119 N.Y.S. 682 | N.Y. App. Term. | 1909
A precept was issued in the Municipal Court requiring the defendant to show cause why possession of certain demised premises should not be delivered to the plaintiff upon the ground of nonpayment of rent. The precept was returnable on July 20, 1909, and, the tenant failing to appear, a final order was issued awarding the possession of the premises to the landlord. On August 20, 1909, the tenant made a motion “on all the papers and proceedings heretofore had herein” for an order vacating and setting aside the final order upon the ground that the court had not acquired jurisdiction.
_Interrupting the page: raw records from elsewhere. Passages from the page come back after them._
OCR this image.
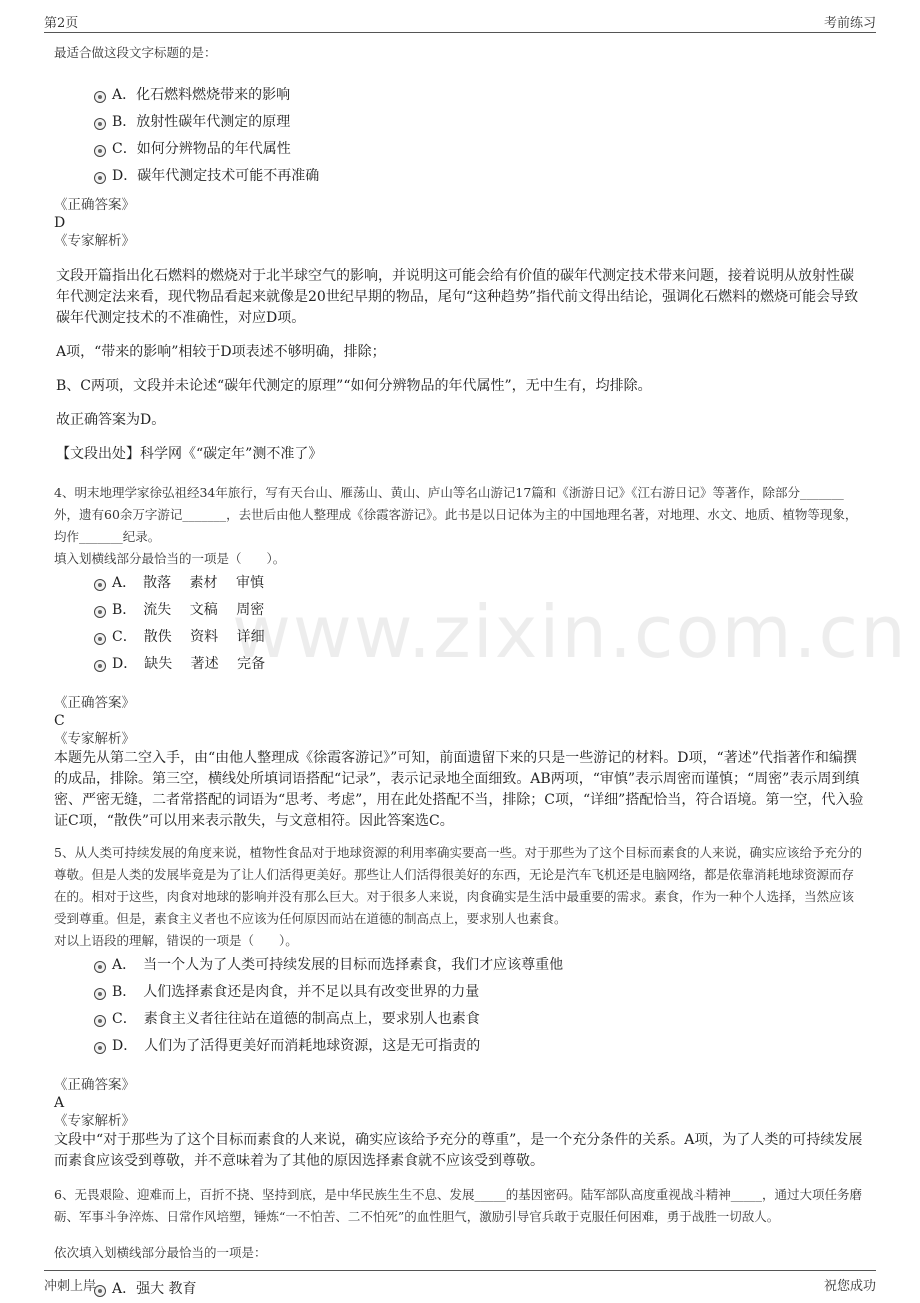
第2页	考前练习
www.zixin.com.cn
最适合做这段文字标题的是：
A．化石燃料燃烧带来的影响
B．放射性碳年代测定的原理
C．如何分辨物品的年代属性
D．碳年代测定技术可能不再准确
《正确答案》
D
《专家解析》

文段开篇指出化石燃料的燃烧对于北半球空气的影响，并说明这可能会给有价值的碳年代测定技术带来问题，接着说明从放射性碳年代测定法来看，现代物品看起来就像是20世纪早期的物品，尾句“这种趋势”指代前文得出结论，强调化石燃料的燃烧可能会导致碳年代测定技术的不准确性，对应D项。

A项，“带来的影响”相较于D项表述不够明确，排除；

B、C两项，文段并未论述“碳年代测定的原理”“如何分辨物品的年代属性”，无中生有，均排除。

故正确答案为D。

【文段出处】科学网《“碳定年”测不准了》

4、明末地理学家徐弘祖经34年旅行，写有天台山、雁荡山、黄山、庐山等名山游记17篇和《浙游日记》《江右游日记》等著作，除部分_______外，遗有60余万字游记_______，去世后由他人整理成《徐霞客游记》。此书是以日记体为主的中国地理名著，对地理、水文、地质、植物等现象，均作_______纪录。

填入划横线部分最恰当的一项是（　　）。

A．　散落　 素材　 审慎
B．　流失　 文稿　 周密
C．　散佚　 资料　 详细
D．　缺失　 著述　 完备
《正确答案》
C
《专家解析》

本题先从第二空入手，由“由他人整理成《徐霞客游记》”可知，前面遗留下来的只是一些游记的材料。D项，“著述”代指著作和编撰的成品，排除。第三空，横线处所填词语搭配“记录”，表示记录地全面细致。AB两项，“审慎”表示周密而谨慎；“周密”表示周到缜密、严密无缝，二者常搭配的词语为“思考、考虑”，用在此处搭配不当，排除；C项，“详细”搭配恰当，符合语境。第一空，代入验证C项，“散佚”可以用来表示散失，与文意相符。因此答案选C。

5、从人类可持续发展的角度来说，植物性食品对于地球资源的利用率确实要高一些。对于那些为了这个目标而素食的人来说，确实应该给予充分的尊敬。但是人类的发展毕竟是为了让人们活得更美好。那些让人们活得很美好的东西，无论是汽车飞机还是电脑网络，都是依靠消耗地球资源而存在的。相对于这些，肉食对地球的影响并没有那么巨大。对于很多人来说，肉食确实是生活中最重要的需求。素食，作为一种个人选择，当然应该受到尊重。但是，素食主义者也不应该为任何原因而站在道德的制高点上，要求别人也素食。

对以上语段的理解，错误的一项是（　　）。

A．　当一个人为了人类可持续发展的目标而选择素食，我们才应该尊重他
B．　人们选择素食还是肉食，并不足以具有改变世界的力量
C．　素食主义者往往站在道德的制高点上，要求别人也素食
D．　人们为了活得更美好而消耗地球资源，这是无可指责的
《正确答案》
A
《专家解析》

文段中“对于那些为了这个目标而素食的人来说，确实应该给予充分的尊重”，是一个充分条件的关系。A项，为了人类的可持续发展而素食应该受到尊敬，并不意味着为了其他的原因选择素食就不应该受到尊敬。

6、无畏艰险、迎难而上，百折不挠、坚持到底，是中华民族生生不息、发展_____的基因密码。陆军部队高度重视战斗精神_____，通过大项任务磨砺、军事斗争淬炼、日常作风培塑，锤炼“一不怕苦、二不怕死”的血性胆气，激励引导官兵敢于克服任何困难，勇于战胜一切敌人。

依次填入划横线部分最恰当的一项是：

A．强大 教育
冲刺上岸	祝您成功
No personal service of the precept was made upon the defendant, and the motion was based upon the ground that the affidavit of service was defective. Under the decision in Friedberger v. Stulpnagel, 59 Misc. Rep. 498, 112 N. Y. Supp. 89, the tenant has not shown himself entitled to the relief sought by his motion. The order appealed from, not being one of those orders enumerated in sections 253—256 of the Municipal Court Act (Laws 1902, pp. 1562, 1563, c. 580), is not an appealable order, and the appeal must be dismissed. Spiegelman v. Union Ry. Co., 95 App. Div. 92, 84 N. Y. Supp. 478.
Appeal dismissed, with $10 costs. All concur.